Bereits liegt ein Baugesuch für eine einjährige Windmessanlage auf. Das verlangt der Kanton, denn dieser will wissen, ob ein Windrad auf dem Chalt überhaupt wirtschaftlich ist. Während eines Jahres misst die Windmessanlage in zwei verschiedenen Höhen, auf 25 und 50 Metern, die Windstärke und wie viel Wind aus welchen Richtungen bläst. Viereinhalb Meter pro Sekunde im Durchschnitt muss die Windstärke betragen, sonst können Ruedi Müller und Nik Walther ihr Projekt gleich wieder vergessen. Sie sind zuversichtlich: «Auf dem Chalt weht der Wind nicht immer gleich, manchmal mehr, manchmal weniger. Für eine Windenergieanlage sind das die besseren Voraussetzungen, als wenn der Wind immer gleich stark bläst.» Die Windenergieanlage würde in der Nähe des Triangulationspunktes auf dem Chalt gebaut. Dass dort ein Vermessungspunkt stehe, sei, so Walther, ein gutes Zeichen: «Der Blick ist ringsum frei, dem Wind steht nichts im Wege.»

Die beiden nehmen das Risiko auf sich und bauen – sofern es keine Einsprachen gibt – die Windmessanlage aus dem eigenen Sack.

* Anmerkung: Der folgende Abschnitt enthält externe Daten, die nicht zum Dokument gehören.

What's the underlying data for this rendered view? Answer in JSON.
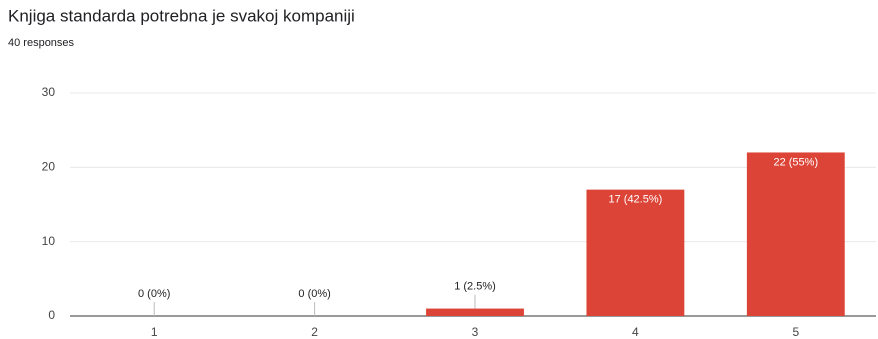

Unterstützung finden sie bei den Chalt-Bewohnern. «Sie finden die Idee gut und können sich finanziell beteiligen», sagen Ruedi Müller und Nik Walther. Auch beim Bau des Windrades sind sie auf finanzielle Unterstützung angewiesen: Die Anlage kostet zwischen drei und fünf Millionen Franken.

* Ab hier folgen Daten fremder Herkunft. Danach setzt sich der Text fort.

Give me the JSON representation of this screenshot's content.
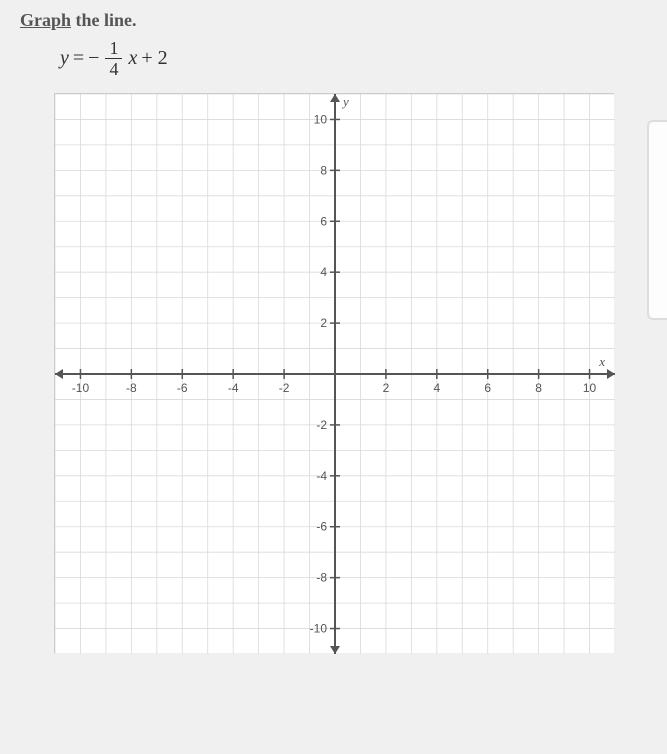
{
  "prompt": {
    "action": "Graph",
    "object": " the line."
  },
  "equation": {
    "lhs_var": "y",
    "equals": "=",
    "neg": "−",
    "frac_num": "1",
    "frac_den": "4",
    "rhs_var": "x",
    "tail": "+ 2"
  },
  "graph": {
    "type": "coordinate-grid",
    "xmin": -11,
    "xmax": 11,
    "ymin": -11,
    "ymax": 11,
    "minor_step": 1,
    "tick_step": 2,
    "x_axis_label": "x",
    "y_axis_label": "y",
    "grid_color": "#d9d9d9",
    "axis_color": "#555555",
    "tick_color": "#555555",
    "label_color": "#555555",
    "background_color": "#ffffff",
    "label_fontsize": 12,
    "x_ticks": [
      -10,
      -8,
      -6,
      -4,
      -2,
      2,
      4,
      6,
      8,
      10
    ],
    "y_ticks": [
      -10,
      -8,
      -6,
      -4,
      -2,
      2,
      4,
      6,
      8,
      10
    ]
  }
}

Rund 100 Meter hohes Windrand

Steht auf dem Chalt tatsächlich einmal ein Windrad, so würde die Anlage bei einer Leistung von 2,5 Megawatt rund vier Millionen Kilowattstunden pro Jahr produzieren. «Das ist dreimal so viel Energie, wie die Gemeinde Staffelbach braucht», sagen Ruedi Müller und Nik Walther. Das Windrand, rund 100 Meter hoch, kann auf einem Gitter- oder auf einem Betonmasten montiert werden. Die Anlage würde sich optimal ins Landschaftsbild einfügen, meinen die Initianten mit einem Blick auf die nahe gelegene Hochspannungsmasten. Weil das Windrand höher als 30 Meter wäre, hätte auch das Bundesamt für Zivilluftfahrt ein Wörtchen mitzureden.

Gewisse Naturschutz-Kriterien für den Bau des Windrades sind ebenfalls
gegeben. Der Chalt liege weder an einer Vogelzuglinie, noch gebe es Auerhähne, Zudem komme der Chalt nicht im Bundesinventar der Landschaften und Naturdenkmäler von nationaler Bedeutung vor. Gleichwohl sind sich Ruedi Müller und Nik Walther bewusst: Der Wind wird sich noch einige Male drehen, bis auf dem Chalt ein Windrad steht.